Comment 10 Pawel Sikora 2005-06-17 09:33:47 UTC
(In reply to comment #9)
> (In reply to comment #8)
> > did i miss something in my math? 
> 
> Yes in C, % (remainder and not mod) is negative iff one of the operands is
negative.
> so it is -2*2 + -1 = -5. , integer divide in C is truncated.

[ cite ]

"The New ISO Standard for C (C9X)"

25).
The integer division and modulus operators are defined to perform
truncation *towards zero*. (In C89, it was implementation-defined whether
truncation was done towards zero or -infinity. This is (obviously)
important only if one or both operands are negative. Consider:

-22 / 7 = -3     	truncation towards zero
-22 % 7 = -1

-22 / 7 = -4    	truncation towards -infinity
-22 % 7 =  6

Both satisfy the required equation (a/b)*b + a%b == a.
The second has the advantage that the modulus is always positive
-- but they decided on the other (more Fortran-like, less Pascal-like) variant...)

[ /cite ]

so it's all clear now.
Comment 11 Andrew Pinski 2006-09-18 01:24:44 UTC
So the only bug here is that -Os produces an extra move.  That comes from the register allocator/reload:

Reloads for insn # 13
Reload 0: reload_in (SI) = (reg:SI 1 dx [65])
        GENERAL_REGS, RELOAD_FOR_INPUT (opnum = 3)
        reload_in_reg: (reg:SI 1 dx [65])
        reload_reg_rtx: (reg:SI 2 cx)
Comment 12 Andrew Pinski 2008-09-14 04:28:42 UTC
    a1 (r65,l0) best GENERAL_REGS, cover GENERAL_REGS

If IRA chose CREG instead of GENERAL_REGS, it would have been right.
Comment 13 Andrew Pinski 2008-09-14 04:30:46 UTC
*** Bug 27856 has been marked as a duplicate of this bug. ***
Comment 14 Vladimir Makarov 2009-10-06 21:59:21 UTC
IRA does not create a conflict for p66 and p67 (in function triangle).  One pseudo is earlyclobber.  They should have a conflict.  Therefore p67 gets wrong hard register and reload fixes this by generation of additional move.
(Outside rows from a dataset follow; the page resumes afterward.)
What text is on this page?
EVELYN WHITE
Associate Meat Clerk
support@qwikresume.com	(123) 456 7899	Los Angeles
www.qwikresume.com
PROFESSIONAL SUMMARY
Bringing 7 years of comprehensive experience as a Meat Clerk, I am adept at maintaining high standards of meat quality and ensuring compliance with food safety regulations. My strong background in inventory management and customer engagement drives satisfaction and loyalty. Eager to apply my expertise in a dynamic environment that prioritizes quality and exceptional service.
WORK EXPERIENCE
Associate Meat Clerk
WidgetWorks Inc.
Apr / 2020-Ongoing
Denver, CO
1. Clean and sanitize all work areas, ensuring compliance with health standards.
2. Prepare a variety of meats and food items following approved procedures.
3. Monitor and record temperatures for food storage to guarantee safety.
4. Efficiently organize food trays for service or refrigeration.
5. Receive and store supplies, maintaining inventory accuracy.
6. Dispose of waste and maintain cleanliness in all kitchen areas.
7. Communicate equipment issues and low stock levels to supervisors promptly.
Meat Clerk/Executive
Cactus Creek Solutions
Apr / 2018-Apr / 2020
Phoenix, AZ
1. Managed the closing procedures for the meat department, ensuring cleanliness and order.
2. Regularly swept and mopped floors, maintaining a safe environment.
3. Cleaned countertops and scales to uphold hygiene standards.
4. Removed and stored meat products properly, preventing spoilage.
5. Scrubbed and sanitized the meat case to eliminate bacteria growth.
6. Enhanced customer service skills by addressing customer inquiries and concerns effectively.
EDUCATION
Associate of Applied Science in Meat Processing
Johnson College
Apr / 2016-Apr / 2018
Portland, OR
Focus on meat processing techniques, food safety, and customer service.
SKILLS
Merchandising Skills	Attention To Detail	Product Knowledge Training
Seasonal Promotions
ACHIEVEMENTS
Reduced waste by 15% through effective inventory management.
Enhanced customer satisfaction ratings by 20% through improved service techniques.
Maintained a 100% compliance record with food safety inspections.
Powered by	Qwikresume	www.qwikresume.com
Actually I found a reason for this.  It is a typo in ira-lives.c::check_and_make_def_conflict (continue stmts should be instead of returns in the loop).   I'll submit the patch for a review soon.
Comment 15 Vladimir Makarov 2009-10-07 17:18:55 UTC
Subject: Bug 22072

Author: vmakarov
Date: Wed Oct  7 17:18:38 2009
New Revision: 152533

URL: http://gcc.gnu.org/viewcvs?root=gcc&view=rev&rev=152533
Log:
2009-10-07  Vladimir Makarov  <vmakarov@redhat.com>

	PR middle-end/22072
	* ira-lives.c (check_and_make_def_conflict): Process all operands.


Modified:
    trunk/gcc/ChangeLog
    trunk/gcc/ira-lives.c

Comment 16 Uroš Bizjak 2009-10-08 08:17:28 UTC
Vlad, is it OK if I backport this patch to 4.4? I have tested it on 4.4 without problems.
Comment 17 uros 2009-10-15 18:03:36 UTC
Subject: Bug 22072

Author: uros
Date: Thu Oct 15 18:03:20 2009
New Revision: 152856

URL: http://gcc.gnu.org/viewcvs?root=gcc&view=rev&rev=152856
Log:
        Backport from mainline:
        2009-10-07  Vladimir Makarov  <vmakarov@redhat.com>

        PR middle-end/22072
        * ira-lives.c (check_and_make_def_conflict): Process all operands.


Modified:
    branches/gcc-4_4-branch/gcc/ChangeLog
    branches/gcc-4_4-branch/gcc/ira-lives.c

Comment 18 Uroš Bizjak 2009-10-15 18:04:50 UTC
Backport approved offline by Vlad. Fixed.